100,000 Reasons to Conduct a Pre-Employment Due Diligence Investigation
I came across one prime example recently of a former employee of a large American manufacturing company who was charged with embezzling over $100,000 in cash and stealing over $12,000 in products from his employer. According to the article, this man was a well-paid employee who led teams of sales reps around the country to demonstrate the company’s products. The article didn’t specify, but I would presume that the employee likely had a pretty decent expense account relating to this type of work.
An Escort Service in Vegas
What did this fraudster do with his ill-gotten gains? He funded his escort service business in Las Vegas, of course! I don’t think you need to be Hercule Poirot to know that if a person is caught embezzling over a $100,000 from his employer to fund an escort service in Vegas, this probably isn’t his first rodeo.
What Five Minutes Could Have Revealed
So being the nosy sort and knowing the proper searches to conduct, I did a five-minute due diligence review to see what might be reflected about this guy in public records. Wouldn’t you know it? A string of criminal convictions and civil judgments spanning nearly 20 years came up naming the subject, with the exception of a few years of no activity – but I will get back to that in a minute. His convictions, to name just a few, included misdemeanor battery, felony bail jumping, driving while his license was revoked, and felony theft. Additionally, there were a number of civil judgments filed against this subject in favor of either plaintiffs or creditors.
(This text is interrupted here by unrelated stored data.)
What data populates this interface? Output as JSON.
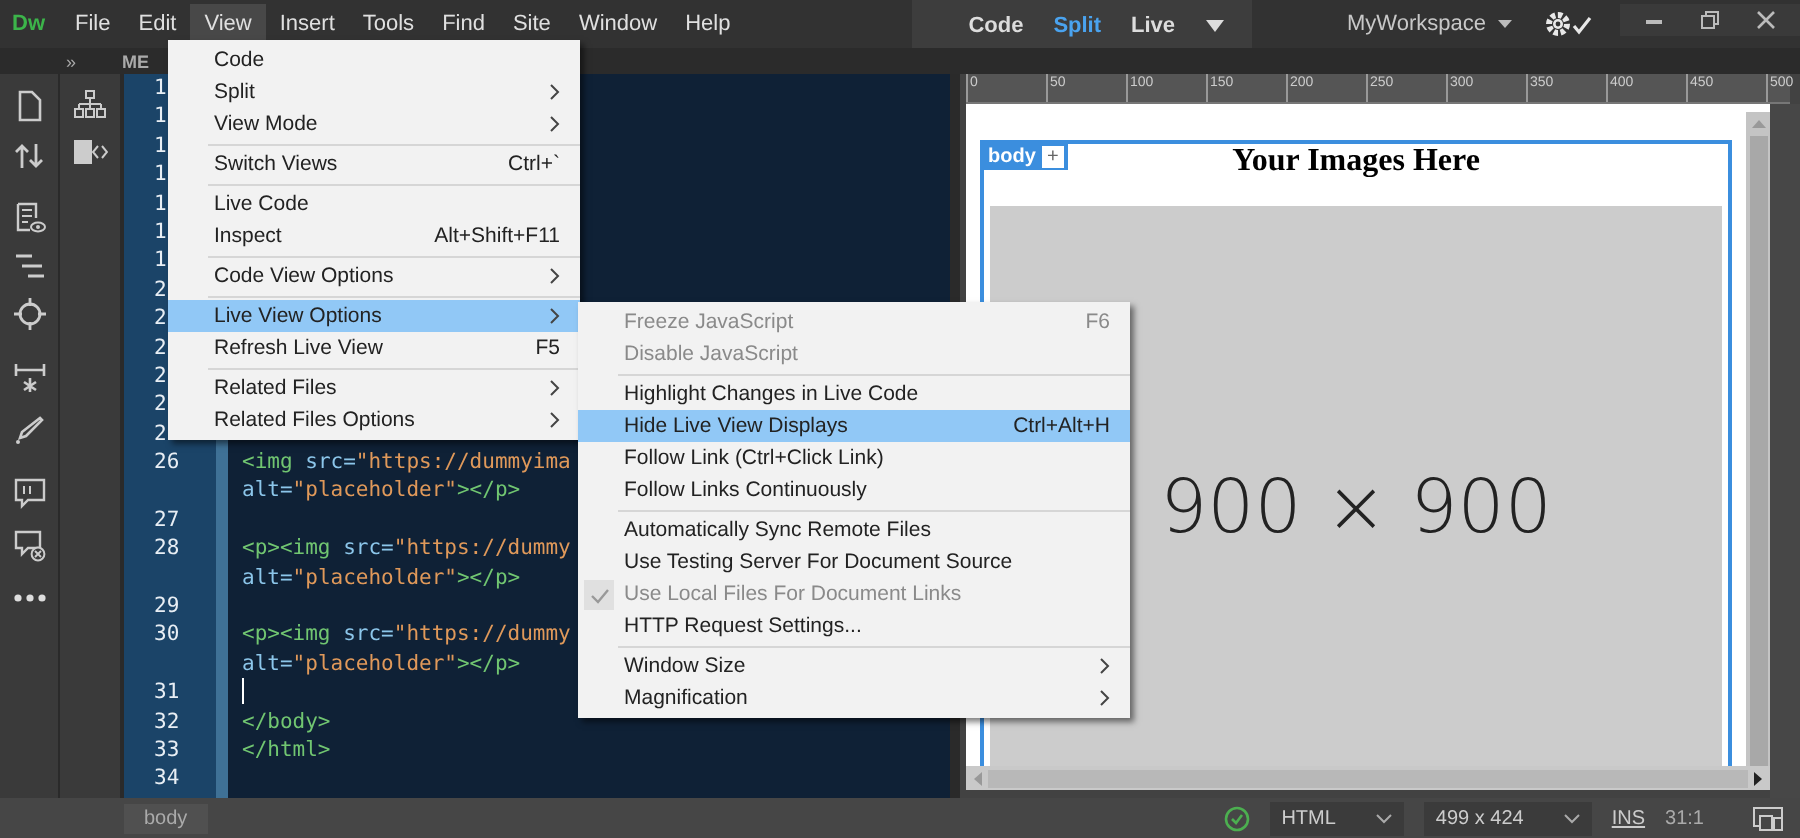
{
  "menubar": {
    "logo": "Dw",
    "items": [
      {
        "label": "File",
        "selected": false
      },
      {
        "label": "Edit",
        "selected": false
      },
      {
        "label": "View",
        "selected": true
      },
      {
        "label": "Insert",
        "selected": false
      },
      {
        "label": "Tools",
        "selected": false
      },
      {
        "label": "Find",
        "selected": false
      },
      {
        "label": "Site",
        "selected": false
      },
      {
        "label": "Window",
        "selected": false
      },
      {
        "label": "Help",
        "selected": false
      }
    ]
  },
  "view_switcher": [
    {
      "label": "Code",
      "selected": false
    },
    {
      "label": "Split",
      "selected": true
    },
    {
      "label": "Live",
      "selected": false
    }
  ],
  "workspace": "MyWorkspace",
  "panel": {
    "collapse": "»",
    "tab": "ME"
  },
  "editor": {
    "lines": [
      {
        "number": "1",
        "rows": [
          []
        ]
      },
      {
        "number": "1",
        "rows": [
          []
        ]
      },
      {
        "number": "1",
        "rows": [
          []
        ]
      },
      {
        "number": "1",
        "rows": [
          []
        ]
      },
      {
        "number": "1",
        "rows": [
          []
        ]
      },
      {
        "number": "1",
        "rows": [
          []
        ]
      },
      {
        "number": "1",
        "rows": [
          []
        ]
      },
      {
        "number": "2",
        "rows": [
          []
        ]
      },
      {
        "number": "2",
        "rows": [
          []
        ]
      },
      {
        "number": "2",
        "rows": [
          []
        ]
      },
      {
        "number": "2",
        "rows": [
          []
        ]
      },
      {
        "number": "2",
        "rows": [
          []
        ]
      },
      {
        "number": "2",
        "rows": [
          []
        ]
      },
      {
        "number": "26",
        "cursor": false,
        "rows": [
          [
            {
              "kind": "tag",
              "text": "<img"
            },
            {
              "kind": "attr",
              "text": " src="
            },
            {
              "kind": "string",
              "text": "\"https://dummyima"
            }
          ],
          [
            {
              "kind": "attr",
              "text": "alt="
            },
            {
              "kind": "string",
              "text": "\"placeholder\""
            },
            {
              "kind": "tag",
              "text": "></p>"
            }
          ]
        ]
      },
      {
        "number": "27",
        "cursor": false,
        "rows": [
          []
        ]
      },
      {
        "number": "28",
        "cursor": false,
        "rows": [
          [
            {
              "kind": "tag",
              "text": "<p><img"
            },
            {
              "kind": "attr",
              "text": " src="
            },
            {
              "kind": "string",
              "text": "\"https://dummy"
            }
          ],
          [
            {
              "kind": "attr",
              "text": "alt="
            },
            {
              "kind": "string",
              "text": "\"placeholder\""
            },
            {
              "kind": "tag",
              "text": "></p>"
            }
          ]
        ]
      },
      {
        "number": "29",
        "cursor": false,
        "rows": [
          []
        ]
      },
      {
        "number": "30",
        "cursor": false,
        "rows": [
          [
            {
              "kind": "tag",
              "text": "<p><img"
            },
            {
              "kind": "attr",
              "text": " src="
            },
            {
              "kind": "string",
              "text": "\"https://dummy"
            }
          ],
          [
            {
              "kind": "attr",
              "text": "alt="
            },
            {
              "kind": "string",
              "text": "\"placeholder\""
            },
            {
              "kind": "tag",
              "text": "></p>"
            }
          ]
        ]
      },
      {
        "number": "31",
        "cursor": true,
        "rows": [
          []
        ]
      },
      {
        "number": "32",
        "cursor": false,
        "rows": [
          [
            {
              "kind": "tag",
              "text": "</body>"
            }
          ]
        ]
      },
      {
        "number": "33",
        "cursor": false,
        "rows": [
          [
            {
              "kind": "tag",
              "text": "</html>"
            }
          ]
        ]
      },
      {
        "number": "34",
        "cursor": false,
        "rows": [
          []
        ]
      }
    ]
  },
  "view_menu": [
    {
      "kind": "item",
      "label": "Code",
      "selected": false,
      "submenu": false
    },
    {
      "kind": "item",
      "label": "Split",
      "selected": false,
      "submenu": true
    },
    {
      "kind": "item",
      "label": "View Mode",
      "selected": false,
      "submenu": true
    },
    {
      "kind": "separator"
    },
    {
      "kind": "item",
      "label": "Switch Views",
      "shortcut": "Ctrl+`",
      "selected": false,
      "submenu": false
    },
    {
      "kind": "separator"
    },
    {
      "kind": "item",
      "label": "Live Code",
      "selected": false,
      "submenu": false
    },
    {
      "kind": "item",
      "label": "Inspect",
      "shortcut": "Alt+Shift+F11",
      "selected": false,
      "submenu": false
    },
    {
      "kind": "separator"
    },
    {
      "kind": "item",
      "label": "Code View Options",
      "selected": false,
      "submenu": true
    },
    {
      "kind": "separator"
    },
    {
      "kind": "item",
      "label": "Live View Options",
      "selected": true,
      "submenu": true
    },
    {
      "kind": "item",
      "label": "Refresh Live View",
      "shortcut": "F5",
      "selected": false,
      "submenu": false
    },
    {
      "kind": "separator"
    },
    {
      "kind": "item",
      "label": "Related Files",
      "selected": false,
      "submenu": true
    },
    {
      "kind": "item",
      "label": "Related Files Options",
      "selected": false,
      "submenu": true
    }
  ],
  "live_view_options_menu": [
    {
      "kind": "item",
      "label": "Freeze JavaScript",
      "shortcut": "F6",
      "selected": false,
      "disabled": true,
      "checked": false,
      "submenu": false
    },
    {
      "kind": "item",
      "label": "Disable JavaScript",
      "selected": false,
      "disabled": true,
      "checked": false,
      "submenu": false
    },
    {
      "kind": "separator"
    },
    {
      "kind": "item",
      "label": "Highlight Changes in Live Code",
      "selected": false,
      "disabled": false,
      "checked": false,
      "submenu": false
    },
    {
      "kind": "item",
      "label": "Hide Live View Displays",
      "shortcut": "Ctrl+Alt+H",
      "selected": true,
      "disabled": false,
      "checked": false,
      "submenu": false
    },
    {
      "kind": "item",
      "label": "Follow Link (Ctrl+Click Link)",
      "selected": false,
      "disabled": false,
      "checked": false,
      "submenu": false
    },
    {
      "kind": "item",
      "label": "Follow Links Continuously",
      "selected": false,
      "disabled": false,
      "checked": false,
      "submenu": false
    },
    {
      "kind": "separator"
    },
    {
      "kind": "item",
      "label": "Automatically Sync Remote Files",
      "selected": false,
      "disabled": false,
      "checked": false,
      "submenu": false
    },
    {
      "kind": "item",
      "label": "Use Testing Server For Document Source",
      "selected": false,
      "disabled": false,
      "checked": false,
      "submenu": false
    },
    {
      "kind": "item",
      "label": "Use Local Files For Document Links",
      "selected": false,
      "disabled": true,
      "checked": true,
      "submenu": false
    },
    {
      "kind": "item",
      "label": "HTTP Request Settings...",
      "selected": false,
      "disabled": false,
      "checked": false,
      "submenu": false
    },
    {
      "kind": "separator"
    },
    {
      "kind": "item",
      "label": "Window Size",
      "selected": false,
      "disabled": false,
      "checked": false,
      "submenu": true
    },
    {
      "kind": "item",
      "label": "Magnification",
      "selected": false,
      "disabled": false,
      "checked": false,
      "submenu": true
    }
  ],
  "live_view": {
    "ruler_ticks": [
      "0",
      "50",
      "100",
      "150",
      "200",
      "250",
      "300",
      "350",
      "400",
      "450",
      "500"
    ],
    "element_tag": "body",
    "add_button": "+",
    "heading": "Your Images Here",
    "placeholder_label": "900 × 900"
  },
  "status_bar": {
    "breadcrumb": "body",
    "language": "HTML",
    "size": "499 x 424",
    "mode": "INS",
    "position": "31:1"
  }
}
Oh, and I almost forgot, what was he up to during his lull in activity? Doing time in federal prison! I would think that a business that was giving an employee an expense account and face time with clients would want to know if he has a tendency to steal or beat people up. My guess is it is more likely that he was not vetted because, I found out this information by doing only two, very rudimentary searches on this individual. Now, not every due diligence investigation can come back with results in less than five minutes, but the bottom line: a good, well-rounded, pre-employment due diligence investigation is always going to be cheaper than giving a guy with a history of malfeasance the company American Express Card.